Sesindeki aceleci tonu anlamazken "Hayır." dedim.

"Tamam, birkaç güne karar verirsin."

"Acelemiz mi var?"

Duraklamasıyla, kaşlarım çatıldı. Ses tonu aşırı yorgun geliyorken, aceleciycide.

"Hayır." diyerek bana yalan söyledi.

Artık onu tanıyordum.

"Bana doğruyu söyle."

Bir süre sessiz kalıp, ardından derin bir nefes verdi. Deniz, yalan söylerken tereddüt etmiyordu. Bu yüzden artık onu uyarmaya başlamıştım. Bana dürüst olmasına ihtiyacım vardı. Ben ona karşı tamamen dürüsttüm.

"Dedem öldü."

Bunu öyle bir tonda söylemişti ki ne üzgün ne de mutluydu. Dedesi olarak bahsettiği adam, ailenin başıydı ve tüm kirli işlerin de başını çekiyordu.

Yutkunurken "Sevinmen gerekiyor değil mi?" dedim.

Bir insanın ölümüne sevinebilir miydiniz? Ben Deniz'e acı çektiren o adamın ölümüne seviniyordum.

"Gitmek için harika bir zaman. Ortalık karışık."

Şimdi acelesini anlıyordum. Odamın kapısını aralayıp, salonda televizyon izleyen aileme baktım. Ardından yavaşça kapatıp pencereye ilerledim.

"Anlıyorum ama bizimkilerle vedalasmam lazım. Hiçbir şey demeden gidemem."

En azından abimle ve küçük kardeşimle sarılmalıydım. Annem ve babam beni çoktan gözden çıkarmıştı. Bu yüzden ben de onları gözden çıkarıyordum.

"Nasıl istersen." dediğinde, gözlerim bir noktaya kaydı.

Simsiyah bir araba. Bundan bahsedecekken, Deniz "Şimdi kapatmam gerek." deyip, telefonu kapattı.

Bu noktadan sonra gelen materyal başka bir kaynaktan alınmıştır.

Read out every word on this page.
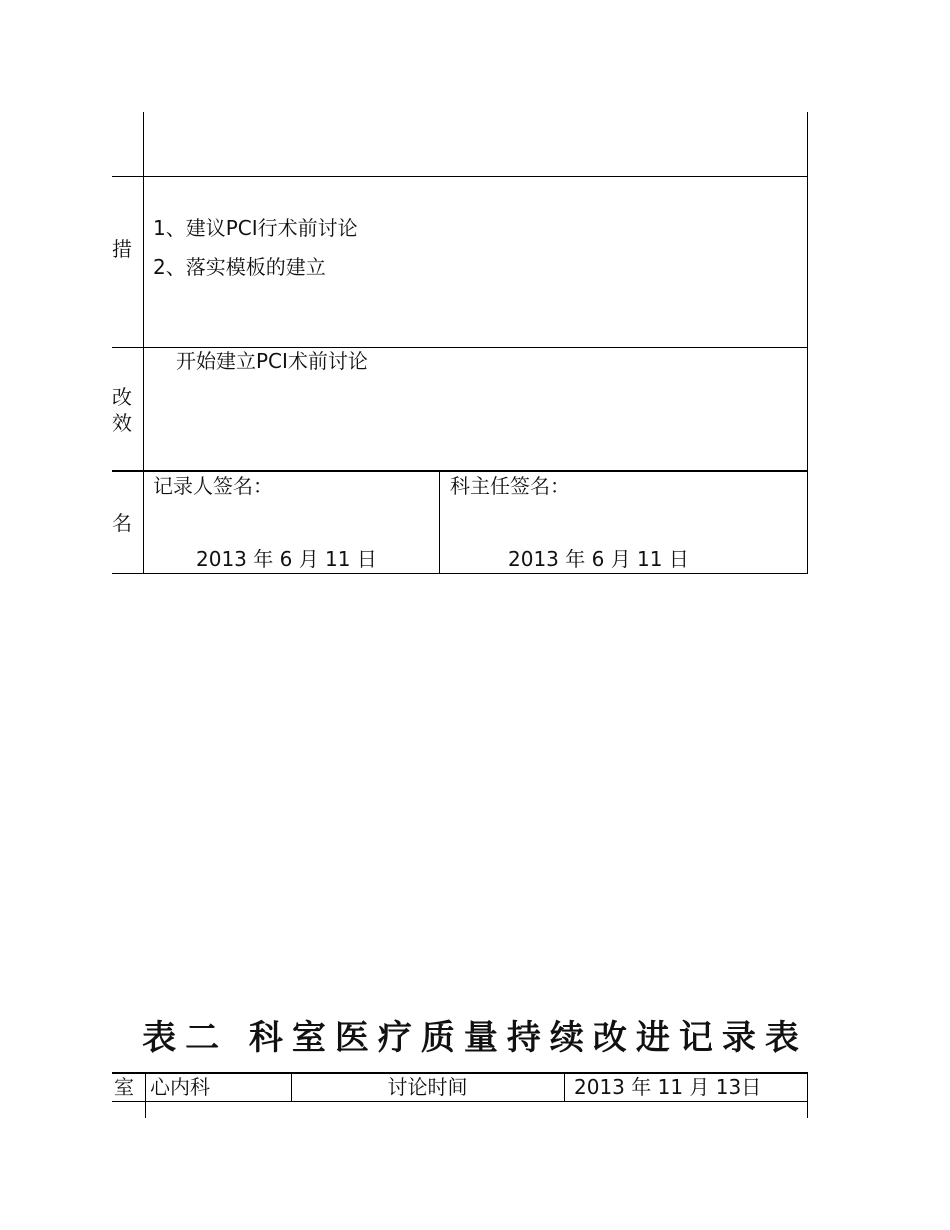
措
1、建议PCI行术前讨论
2、落实模板的建立
改
效
开始建立PCI术前讨论
名
记录人签名：
2013 年 6 月 11 日
科主任签名：
2013 年 6 月 11 日
表二 科室医疗质量持续改进记录表
室 心内科	讨论时间	2013 年 11 月 13日
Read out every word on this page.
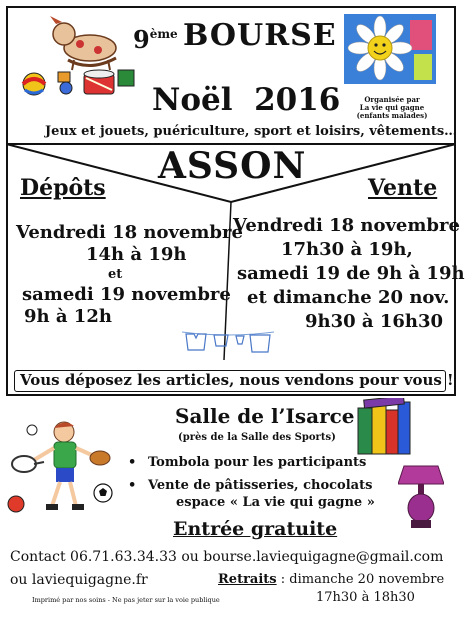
9ème BOURSE
Noël  2016	Organisée par
La vie qui gagne
(enfants malades)
Jeux et jouets, puériculture, sport et loisirs, vêtements…
ASSON
Dépôts	Vente
Vendredi 18 novembre
14h à 19h
et
samedi 19 novembre
9h à 12h
Vendredi 18 novembre
17h30 à 19h,
samedi 19 de 9h à 19h
et dimanche 20 nov.
9h30 à 16h30
Vous déposez les articles, nous vendons pour vous !
Salle de l’Isarce
(près de la Salle des Sports)
• Tombola pour les participants
• Vente de pâtisseries, chocolats
espace « La vie qui gagne »
Entrée gratuite
Contact 06.71.63.34.33 ou bourse.laviequigagne@gmail.com
ou laviequigagne.fr	Retraits : dimanche 20 novembre
17h30 à 18h30
Imprimé par nos soins - Ne pas jeter sur la voie publique
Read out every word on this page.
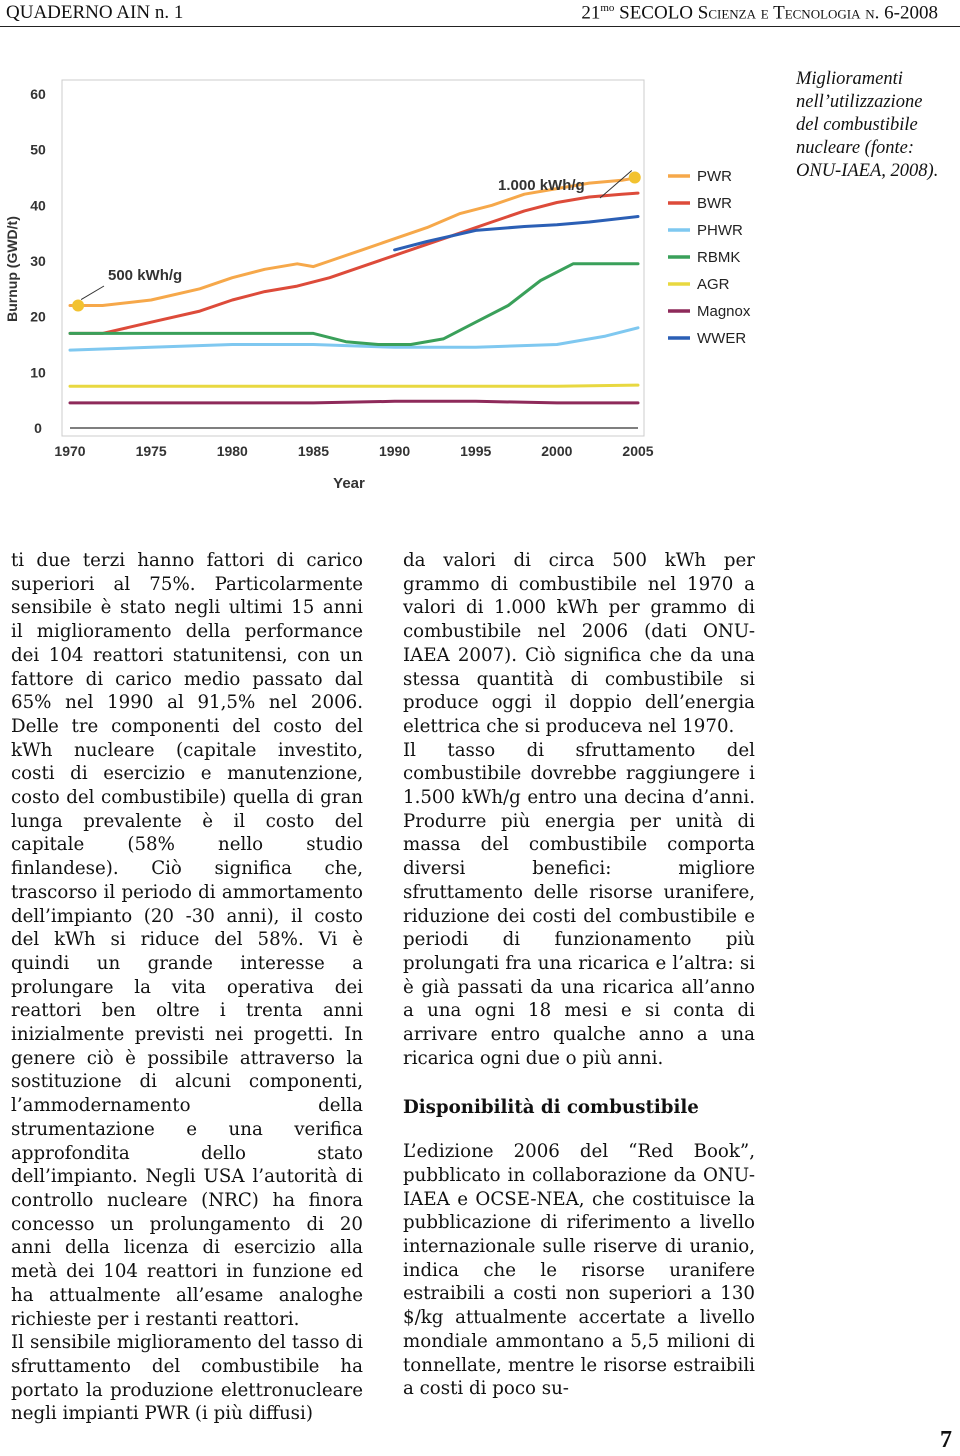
QUADERNO AIN n. 1	$21^{mo}$ SECOLO Scienza e Tecnologia n. 6-2008
0
10
20
30
40
50
60
1970	1975	1980	1985	1990	1995	2000	2005
Burnup (GWD/t)
Year
500 kWh/g
1.000 kWh/g
PWR
BWR
PHWR
RBMK
AGR
Magnox
WWER
Miglioramenti nell’utilizzazione del combustibile nucleare (fonte: ONU-IAEA, 2008).

ti due terzi hanno fattori di carico superiori al 75%. Particolarmente sensibile è stato negli ultimi 15 anni il miglioramento della performance dei 104 reattori statunitensi, con un fattore di carico medio passato dal 65% nel 1990 al 91,5% nel 2006. Delle tre componenti del costo del kWh nucleare (capitale investito, costi di esercizio e manutenzione, costo del combustibile) quella di gran lunga prevalente è il costo del capitale (58% nello studio finlandese). Ciò significa che, trascorso il periodo di ammortamento dell’impianto (20 -30 anni), il costo del kWh si riduce del 58%. Vi è quindi un grande interesse a prolungare la vita operativa dei reattori ben oltre i trenta anni inizialmente previsti nei progetti. In genere ciò è possibile attraverso la sostituzione di alcuni componenti, l’ammodernamento della strumentazione e una verifica approfondita dello stato dell’impianto. Negli USA l’autorità di controllo nucleare (NRC) ha finora concesso un prolungamento di 20 anni della licenza di esercizio alla metà dei 104 reattori in funzione ed ha attualmente all’esame analoghe richieste per i restanti reattori.

Il sensibile miglioramento del tasso di sfruttamento del combustibile ha portato la produzione elettronucleare negli impianti PWR (i più diffusi)

da valori di circa 500 kWh per grammo di combustibile nel 1970 a valori di 1.000 kWh per grammo di combustibile nel 2006 (dati ONU-IAEA 2007). Ciò significa che da una stessa quantità di combustibile si produce oggi il doppio dell’energia elettrica che si produceva nel 1970.

Il tasso di sfruttamento del combustibile dovrebbe raggiungere i 1.500 kWh/g entro una decina d’anni. Produrre più energia per unità di massa del combustibile comporta diversi benefici: migliore sfruttamento delle risorse uranifere, riduzione dei costi del combustibile e periodi di funzionamento più prolungati fra una ricarica e l’altra: si è già passati da una ricarica all’anno a una ogni 18 mesi e si conta di arrivare entro qualche anno a una ricarica ogni due o più anni.

Disponibilità di combustibile

L’edizione 2006 del “Red Book”, pubblicato in collaborazione da ONU-IAEA e OCSE-NEA, che costituisce la pubblicazione di riferimento a livello internazionale sulle riserve di uranio, indica che le risorse uranifere estraibili a costi non superiori a 130 $/kg attualmente accertate a livello mondiale ammontano a 5,5 milioni di tonnellate, mentre le risorse estraibili a costi di poco su-

7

Yanına birinin geldiğini kapatırken duyduğum seslerden anlamıştım. Gözlerim tekrar arabaya kayarken, dikkatimi çekme nedeni fazla tanıdık olmasıydı. Sonra arabadan biri indi. Kafasını kaldırıp tam bulunduğum yere bakınca, hızla içeri girdim. Bu yükseklikten kim olduğunu görememiştim. O da benim kim olduğumu görmemiş olmalıydı ama tam bulunduğum yere bakması normal değildi.

Deniz'e 'evin önünde bir araba var.' dediğimde 'ben gönderdim.' diye cevap verdi.

Kesinlikle sorun vardı. Sorunu deşmek isteyen tarafımı susturdum. Deniz'den bir mesaj daha gelmişti.

'Geçen okulda gördüğün adam, seni takip ediyordu. Dedem peşimize takmış olmalı. Artık öldüğünden, ne planlıyorsa yapamadı ama temkinli olmaktan zarar gelmez. Korkma.'

Derin bir nefes verip 'Tamam' yazıp yolladım.

Korkmuyorum diyemiyordum çünkü beni korkutabilecek çok şey olmuştu. Sadece Deniz'e güvenmeye devam etmek istiyordum.